Entretien avec Mme Yayi Bayam Diouf , symbole de la lutte contre l’immigration clandestine à Thiaroye sur mer (vidéo)

Née dans une famille de pécheurs à Thiaroye sur mer , , Mme Yayi Bayam Diouf est une femme courageuse qui se bat depuis plusieurs années dans la lutte contre l’immigration clandestine, « Barsa ou Barsakh » . Elle dirige le collectif des femmes pour la lutte contre l’immigration clandestine au Sénégal. Grace à ses actions permanentes dans la promotion des femmes, de la pêche voire dans la sensibilisation sur l’immigration, Mme Diouf constitue un symbole pour toute la banlieue de Pikine.

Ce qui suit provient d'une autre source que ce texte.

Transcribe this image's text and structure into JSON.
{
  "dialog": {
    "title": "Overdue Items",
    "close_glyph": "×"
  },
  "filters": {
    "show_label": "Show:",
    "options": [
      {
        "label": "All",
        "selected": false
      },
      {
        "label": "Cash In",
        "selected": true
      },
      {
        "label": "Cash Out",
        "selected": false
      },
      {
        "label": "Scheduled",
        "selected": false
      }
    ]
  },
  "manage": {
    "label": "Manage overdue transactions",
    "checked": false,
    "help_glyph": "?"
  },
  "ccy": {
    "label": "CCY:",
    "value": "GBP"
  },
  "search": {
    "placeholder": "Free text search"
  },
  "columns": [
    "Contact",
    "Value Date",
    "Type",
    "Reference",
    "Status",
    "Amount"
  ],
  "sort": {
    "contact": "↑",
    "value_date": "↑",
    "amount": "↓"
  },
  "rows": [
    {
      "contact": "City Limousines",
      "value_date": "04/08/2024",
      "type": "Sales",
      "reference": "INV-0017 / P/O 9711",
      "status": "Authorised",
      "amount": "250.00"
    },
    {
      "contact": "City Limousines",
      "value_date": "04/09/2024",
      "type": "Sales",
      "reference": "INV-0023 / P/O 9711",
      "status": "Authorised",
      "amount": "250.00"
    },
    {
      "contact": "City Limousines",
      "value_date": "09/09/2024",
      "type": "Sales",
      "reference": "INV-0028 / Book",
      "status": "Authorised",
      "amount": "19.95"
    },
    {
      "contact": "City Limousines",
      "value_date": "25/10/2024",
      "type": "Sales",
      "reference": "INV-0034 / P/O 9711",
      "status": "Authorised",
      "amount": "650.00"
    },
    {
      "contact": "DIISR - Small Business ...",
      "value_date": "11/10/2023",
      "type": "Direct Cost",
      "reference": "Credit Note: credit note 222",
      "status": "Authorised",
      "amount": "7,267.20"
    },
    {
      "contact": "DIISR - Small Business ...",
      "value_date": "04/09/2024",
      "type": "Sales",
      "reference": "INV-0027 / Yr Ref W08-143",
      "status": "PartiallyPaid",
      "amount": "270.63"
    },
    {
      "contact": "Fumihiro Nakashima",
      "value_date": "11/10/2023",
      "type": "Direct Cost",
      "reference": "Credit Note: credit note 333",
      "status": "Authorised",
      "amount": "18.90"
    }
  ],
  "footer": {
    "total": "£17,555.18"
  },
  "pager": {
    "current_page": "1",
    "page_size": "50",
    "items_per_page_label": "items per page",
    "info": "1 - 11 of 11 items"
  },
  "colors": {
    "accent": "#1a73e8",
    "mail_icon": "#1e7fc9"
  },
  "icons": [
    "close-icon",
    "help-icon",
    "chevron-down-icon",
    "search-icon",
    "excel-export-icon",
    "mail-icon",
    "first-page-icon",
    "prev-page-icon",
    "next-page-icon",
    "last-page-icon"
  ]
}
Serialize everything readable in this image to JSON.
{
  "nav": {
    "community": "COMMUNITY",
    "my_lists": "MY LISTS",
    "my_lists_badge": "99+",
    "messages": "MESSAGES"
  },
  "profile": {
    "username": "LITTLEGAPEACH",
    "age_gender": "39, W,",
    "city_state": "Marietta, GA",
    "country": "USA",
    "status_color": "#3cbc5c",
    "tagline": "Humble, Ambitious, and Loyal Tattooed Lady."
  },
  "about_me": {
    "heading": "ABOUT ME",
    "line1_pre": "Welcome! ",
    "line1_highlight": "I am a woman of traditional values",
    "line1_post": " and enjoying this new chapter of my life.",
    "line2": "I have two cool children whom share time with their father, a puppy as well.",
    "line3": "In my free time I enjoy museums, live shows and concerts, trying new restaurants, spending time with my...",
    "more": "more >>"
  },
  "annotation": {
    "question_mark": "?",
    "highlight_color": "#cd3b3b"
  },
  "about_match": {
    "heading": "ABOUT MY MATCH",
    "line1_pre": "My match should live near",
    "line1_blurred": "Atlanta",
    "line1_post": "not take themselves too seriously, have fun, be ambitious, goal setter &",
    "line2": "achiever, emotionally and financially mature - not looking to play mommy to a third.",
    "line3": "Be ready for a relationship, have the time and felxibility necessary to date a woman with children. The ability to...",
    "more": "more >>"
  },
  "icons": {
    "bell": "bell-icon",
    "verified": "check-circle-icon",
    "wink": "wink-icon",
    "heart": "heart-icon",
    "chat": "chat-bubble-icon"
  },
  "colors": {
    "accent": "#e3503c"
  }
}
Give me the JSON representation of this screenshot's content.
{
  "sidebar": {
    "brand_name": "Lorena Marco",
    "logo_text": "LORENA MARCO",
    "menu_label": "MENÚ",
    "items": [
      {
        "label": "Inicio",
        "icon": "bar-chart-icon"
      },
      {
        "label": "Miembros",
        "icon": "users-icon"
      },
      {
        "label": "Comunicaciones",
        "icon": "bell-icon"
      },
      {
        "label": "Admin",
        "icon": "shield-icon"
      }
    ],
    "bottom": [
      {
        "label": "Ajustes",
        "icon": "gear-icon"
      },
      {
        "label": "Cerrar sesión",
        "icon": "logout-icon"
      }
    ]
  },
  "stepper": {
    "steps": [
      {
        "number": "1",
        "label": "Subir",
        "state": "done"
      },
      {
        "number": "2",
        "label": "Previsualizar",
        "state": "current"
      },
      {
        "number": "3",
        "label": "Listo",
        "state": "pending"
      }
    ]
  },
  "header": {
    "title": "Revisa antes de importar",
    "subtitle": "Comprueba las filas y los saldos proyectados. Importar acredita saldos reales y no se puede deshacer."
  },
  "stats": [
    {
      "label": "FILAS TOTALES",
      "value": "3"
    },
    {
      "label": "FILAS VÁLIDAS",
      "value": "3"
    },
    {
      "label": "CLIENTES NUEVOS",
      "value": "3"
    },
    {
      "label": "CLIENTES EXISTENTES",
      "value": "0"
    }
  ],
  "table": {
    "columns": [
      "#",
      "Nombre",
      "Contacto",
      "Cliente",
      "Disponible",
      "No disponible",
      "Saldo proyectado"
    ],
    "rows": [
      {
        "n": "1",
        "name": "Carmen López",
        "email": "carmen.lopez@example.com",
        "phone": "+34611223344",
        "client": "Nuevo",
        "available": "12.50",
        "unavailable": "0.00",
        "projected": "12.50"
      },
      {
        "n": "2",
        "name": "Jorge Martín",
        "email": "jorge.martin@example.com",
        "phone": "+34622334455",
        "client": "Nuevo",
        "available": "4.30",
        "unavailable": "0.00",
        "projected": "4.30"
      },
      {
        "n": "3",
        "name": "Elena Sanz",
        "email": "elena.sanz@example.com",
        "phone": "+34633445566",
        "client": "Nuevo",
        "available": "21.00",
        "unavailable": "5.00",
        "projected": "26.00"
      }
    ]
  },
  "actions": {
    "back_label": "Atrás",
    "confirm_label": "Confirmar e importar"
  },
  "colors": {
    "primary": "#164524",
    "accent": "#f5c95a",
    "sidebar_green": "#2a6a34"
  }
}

En 2007, suite à la disparition de son unique fils et des centaines de jeunes sénégalais qui prenaient les pirogues artisanales pour rallier l’Espagne, Yayi Bayam Diouf, première femme pêcheuse dans sa localité , et de nombreuses femmes ont pris l’initiative de lutter contre ce fléau.

« A la mort de mon unique fils, l’ONU Femmes m’a permis de suivre une formation dans le secteur de la pêche, j’ai  appris comment pêcher, préparer les produits de la pêche et exploiter une ferme. Certes, j’éprouvais une grande peine du fait que mon unique fils ait risqué sa vie pour subvenir aux besoins de sa mère. Mais, je me suis dit pourquoi devrais-je pleurer? Ainsi, je suis engagée et organisée avec d’autres femmes qui sont aussi des victimes de l’immigration clandestine pour dresser une structure afin de mener des combats contre la féminisation de ce fléau, car certains pensent que ce sont les femmes qui appuient et financent leurs enfants » raconte Yayi Bayam Diouf.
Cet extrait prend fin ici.